My recollections are mostly the same as what was previously posted:
Yes, the odd zig-zag move to get the CZ in and out of the UP station in Salt Lake City despite arriving on Rio Grande and departing on Western Pacific meant that you parked for a few minutes in front of the Rio Grande station. (In front of it, in the middle of a city street, not behind it where you'd expect a train to park.) Moving into the Rio Grande station in 1986 or 1987 or thereabouts was a big improvement; purely coincidentally I happened to be in Salt Lake for something else during the grand opening festivities. They had a nice exhibition train parked there, the whole bit with balloons and hot dogs being given out, etc etc.
My first eastbound ride from Salt Lake, we had only the CZ dining car. Both the Pioneer and the Desert Wind dropped their diner and their coach-baggage in Salt Lake at that time. The one and only time I remember Idaho ever being interested in Amtrak was in the late 80s: there was a bit of a clamor along the lines of "there are 2 engines, 2 diners, and 2 or 3 coaches sitting in Salt Lake doing nothing, 16-18 hours a day. Run a day train from Salt Lake to Idaho Falls with them instead of just letting them idle!" But it never happened (which probably means Amtrak asked for a subsidy and one or both states refused.)
Whenever I saw the Pioneer, Desert Wind, or CZ in the early/mid 80s, they were all-Superliner. Sometime in the late 80s, the Desert Wind got a Hi-Level dining car and started running it through to Chicago. The crew called them the Chicago Diner and the LA Diner; they handed out dinner reservations starting from the end of the train nearest each diner. We would walk to the back to request a LA Diner reservation, partly for novelty, partly because it meant being on the last car of the train and getting a fine view forward on curves.

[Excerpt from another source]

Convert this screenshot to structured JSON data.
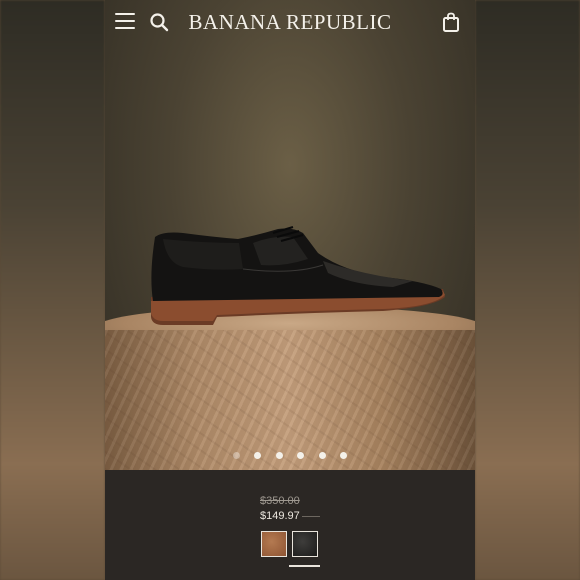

I don't remember there being a buffet counter / serving area, but I may not have had the chance to look, especially if it was at the far end of the car (the LA Diner being the last car on the train, you didn't ever walk all the way through it.)
I had the general sense that immediately after the Superliners were delivered, there had been a plan to retire all the Hi-Level equipment, and it was put back into service in the mid-80s to increase capacity. I liked the Hi-Level coaches (mostly saw those on the Starlight) and diners at least as well as the Superliners. They were beautifully refurbished inside. But crossing between a Hi-Level and a Superliner did involve stepping over strangely tilted metal plates between cars.

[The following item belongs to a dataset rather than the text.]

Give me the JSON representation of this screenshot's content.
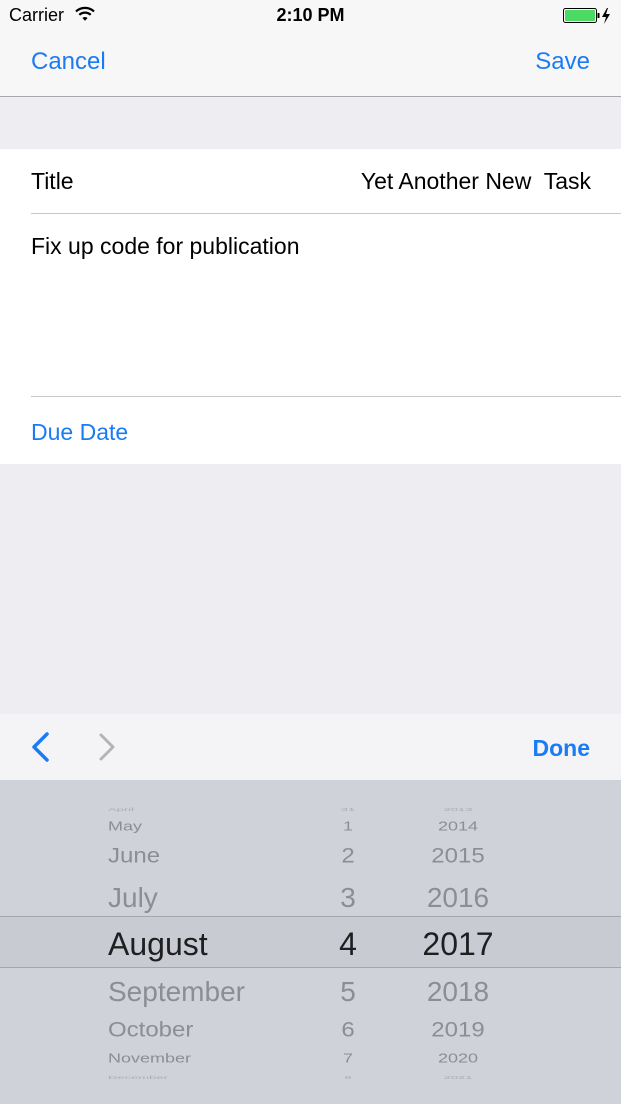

My last Pioneer ride was one of the neatest - we were several hours late, so I got to have lunch instead of breakfast going up the Front Range out of Denver; had "night" from about the UT-CO border to just after Salt Lake; and got to see the Bear River and Portneuf River canyons in daylight before disembarking in Pocatello at 9 or 10 AM instead of 3.
I never got the chance to ride a Seattle-Denver Pioneer. Partly that was the Colorado scenery being better than Wyoming, partly that was me moving to Alaska in 1993.
I do remember thinking, when I idly sketched "ideal Amtrak plans" in notebooks, that I wanted two daily trains, one via the Rio Grande to Seattle and Oakland, splitting in Salt Lake, and one via UP to Los Angeles and Oakland, splitting in Ogden. This was possibly just my selfishness wanting a one-seat ride from Idaho through Colorado... but traffic to and from Salt Lake was a biggish part of the Pioneer's business. If I were limited to one daily train east of Denver, I would have it be the Desert Wind, not the Pioneer, that split off in Denver, so that all 3 trains passed through both Denver and Salt Lake.